People like Moon, Frederick and Howard – people who turned to marijuana because they said they were helping with other health issues – seem in the middle. Frederick began using cannabis for sports injuries and said that he also used it to help with the passage of a high dose of antidepressants and anti-anxiety medications.
Howard first turned to marijuana because he considered his therapeutic properties to outweigh the risks.
Howard, who worked against the scholarship, played football at the high school in the high school when he developed a compression fracture in the lower back. The injuries caused him life-long pain. Because he wanted to avoid opioid analgesics from anxiety to become addicted, he turned to cannabis.
"If anything, I thought." [marijuana] I helped through, "said Howard.
"This does not mean that marijuana is bad or good"
Monte and Habbousa stressed that most CHS patients use a very high level of marijuana – much higher than standard or recreational use. It can be concluded that CHS is severe, but can be avoided with moderate cannabis use.
"The use of moderate amounts is probably the best answer to avoid people avoiding this," Monte said. "People who use 10 times a day are probably very risky.
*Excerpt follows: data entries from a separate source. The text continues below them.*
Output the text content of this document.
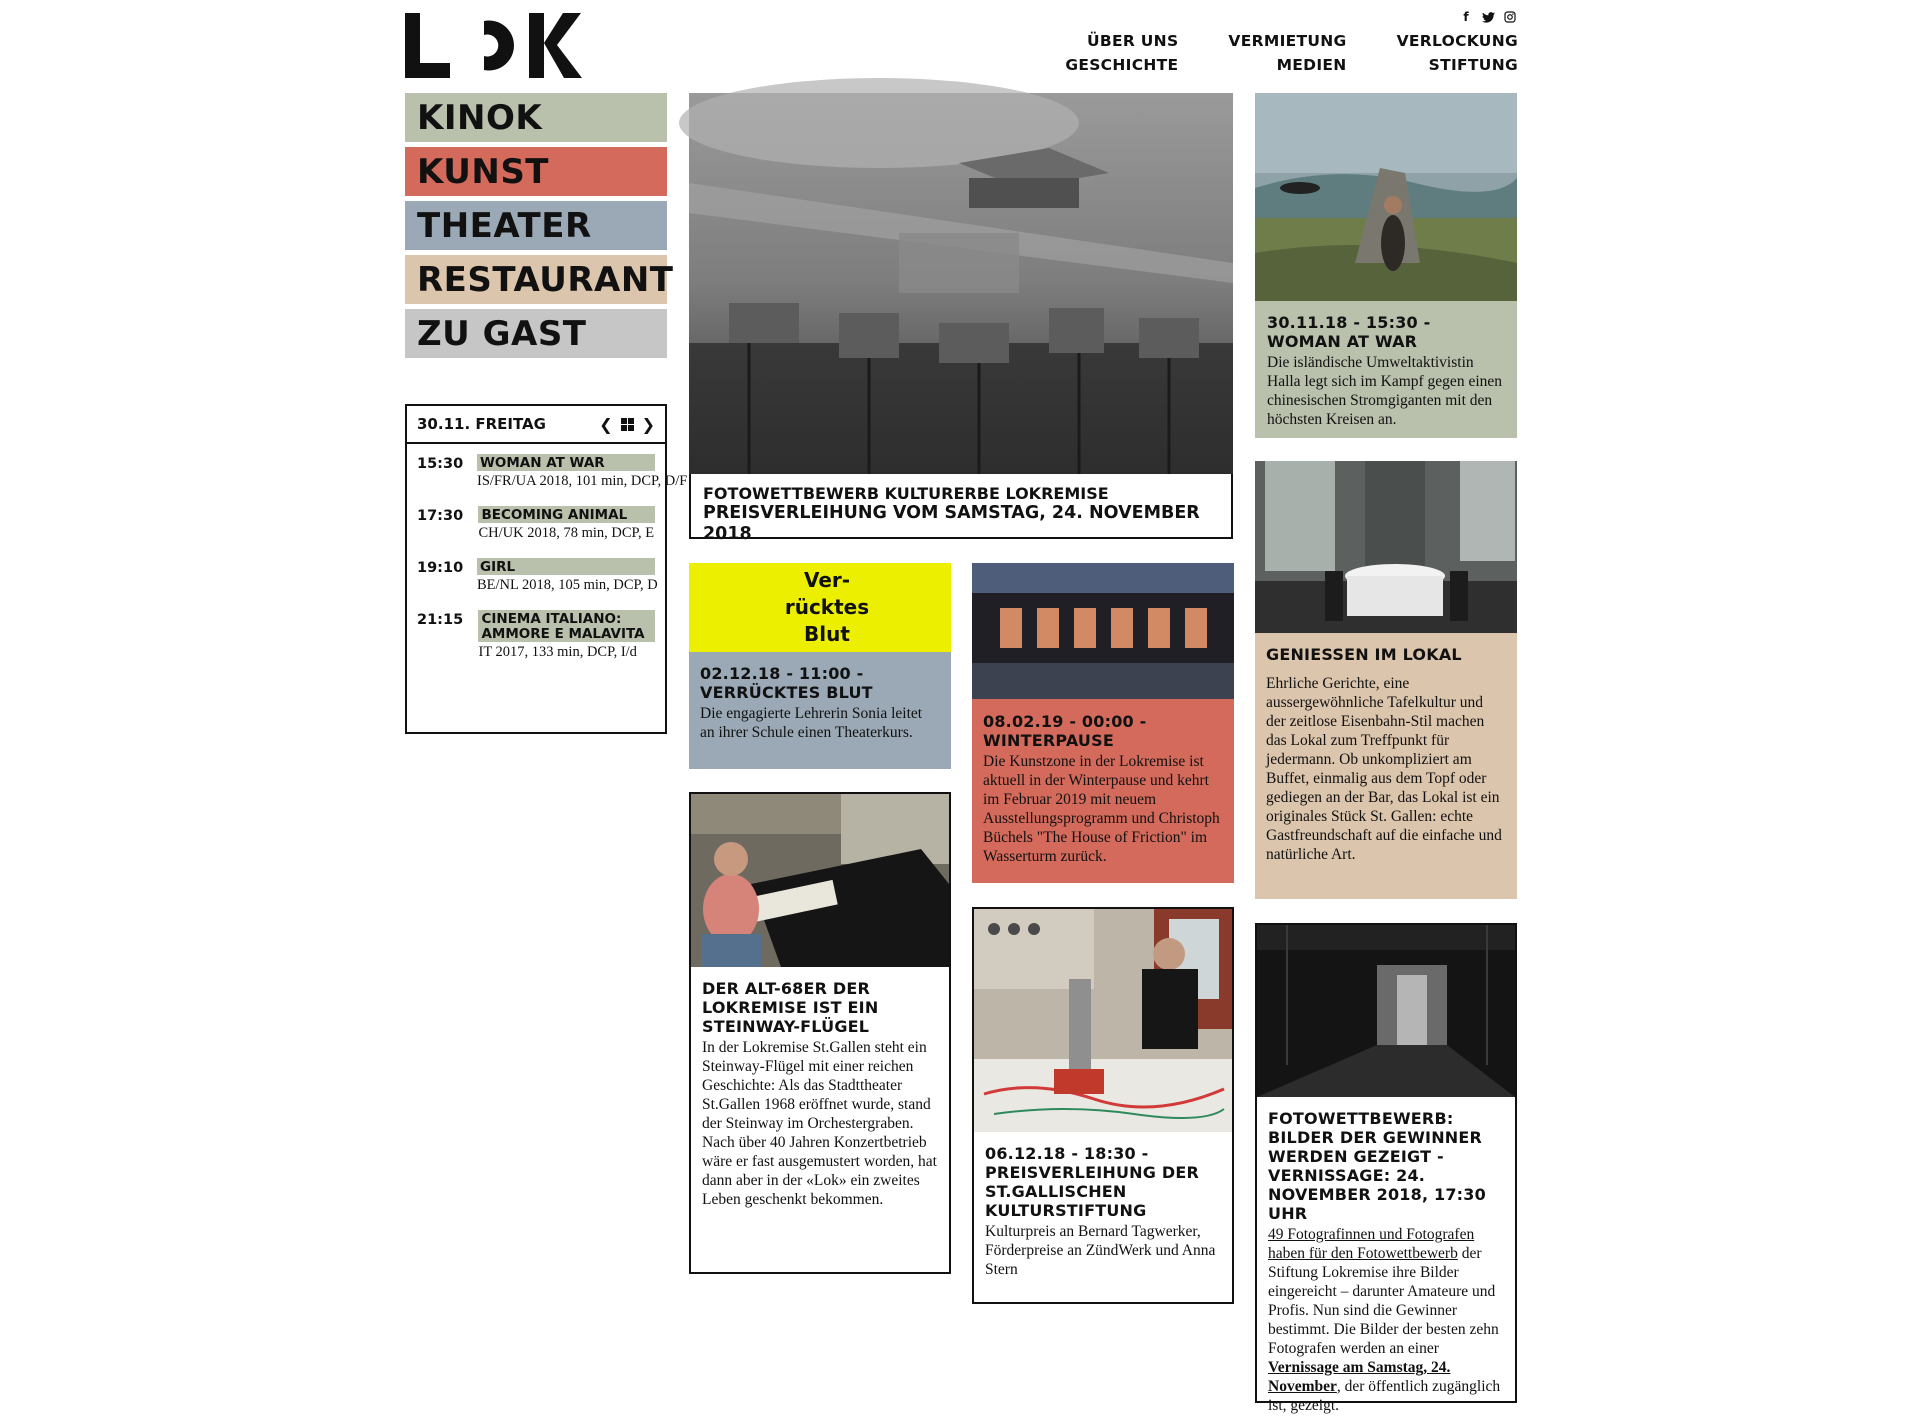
f
ÜBER UNS
GESCHICHTE
VERMIETUNG
MEDIEN
VERLOCKUNG
STIFTUNG
KINOK
KUNST
THEATER
RESTAURANT
ZU GAST
30.11. FREITAG	❮ ❯
15:30	WOMAN AT WAR
IS/FR/UA 2018, 101 min, DCP, D/F
17:30	BECOMING ANIMAL
CH/UK 2018, 78 min, DCP, E
19:10	GIRL
BE/NL 2018, 105 min, DCP, D
21:15	CINEMA ITALIANO: AMMORE E MALAVITA
IT 2017, 133 min, DCP, I/d
FOTOWETTBEWERB KULTURERBE LOKREMISE
PREISVERLEIHUNG VOM SAMSTAG, 24. NOVEMBER 2018
30.11.18 - 15:30 - WOMAN AT WAR
Die isländische Umweltaktivistin Halla legt sich im Kampf gegen einen chinesischen Stromgiganten mit den höchsten Kreisen an.
Ver-
rücktes
Blut
02.12.18 - 11:00 - VERRÜCKTES BLUT
Die engagierte Lehrerin Sonia leitet an ihrer Schule einen Theaterkurs.
08.02.19 - 00:00 - WINTERPAUSE
Die Kunstzone in der Lokremise ist aktuell in der Winterpause und kehrt im Februar 2019 mit neuem Ausstellungsprogramm und Christoph Büchels "The House of Friction" im Wasserturm zurück.
GENIESSEN IM LOKAL
Ehrliche Gerichte, eine aussergewöhnliche Tafelkultur und der zeitlose Eisenbahn-Stil machen das Lokal zum Treffpunkt für jedermann. Ob unkompliziert am Buffet, einmalig aus dem Topf oder gediegen an der Bar, das Lokal ist ein originales Stück St. Gallen: echte Gastfreundschaft auf die einfache und natürliche Art.
DER ALT-68ER DER LOKREMISE IST EIN STEINWAY-FLÜGEL
In der Lokremise St.Gallen steht ein Steinway-Flügel mit einer reichen Geschichte: Als das Stadttheater St.Gallen 1968 eröffnet wurde, stand der Steinway im Orchestergraben. Nach über 40 Jahren Konzertbetrieb wäre er fast ausgemustert worden, hat dann aber in der «Lok» ein zweites Leben geschenkt bekommen.
06.12.18 - 18:30 - PREISVERLEIHUNG DER ST.GALLISCHEN KULTURSTIFTUNG
Kulturpreis an Bernard Tagwerker, Förderpreise an ZündWerk und Anna Stern
FOTOWETTBEWERB: BILDER DER GEWINNER WERDEN GEZEIGT - VERNISSAGE: 24. NOVEMBER 2018, 17:30 UHR
49 Fotografinnen und Fotografen haben für den Fotowettbewerb der Stiftung Lokremise ihre Bilder eingereicht – darunter Amateure und Profis. Nun sind die Gewinner bestimmt. Die Bilder der besten zehn Fotografen werden an einer Vernissage am Samstag, 24. November, der öffentlich zugänglich ist, gezeigt.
Even daily use is probably too much, unless you do it for medical purposes."
Despite having fought CHS, Moon did not leave the marijuana industry. It no longer treats cannabis products because it has given up any form of medicine, including CBD. Today he works for several marijuana and serves as a public relations manager for the technological start of cannabis, called Paragon.
"I'm passionate about cannabis and I believe in its healing properties, but I also realize that I may have had too much," she said.
Regina Denney has created her memorial group on Facebook since the death of her son Brian. He hopes to raise awareness of CHS.
"My goal is to bring something positive from the heart beat," she said.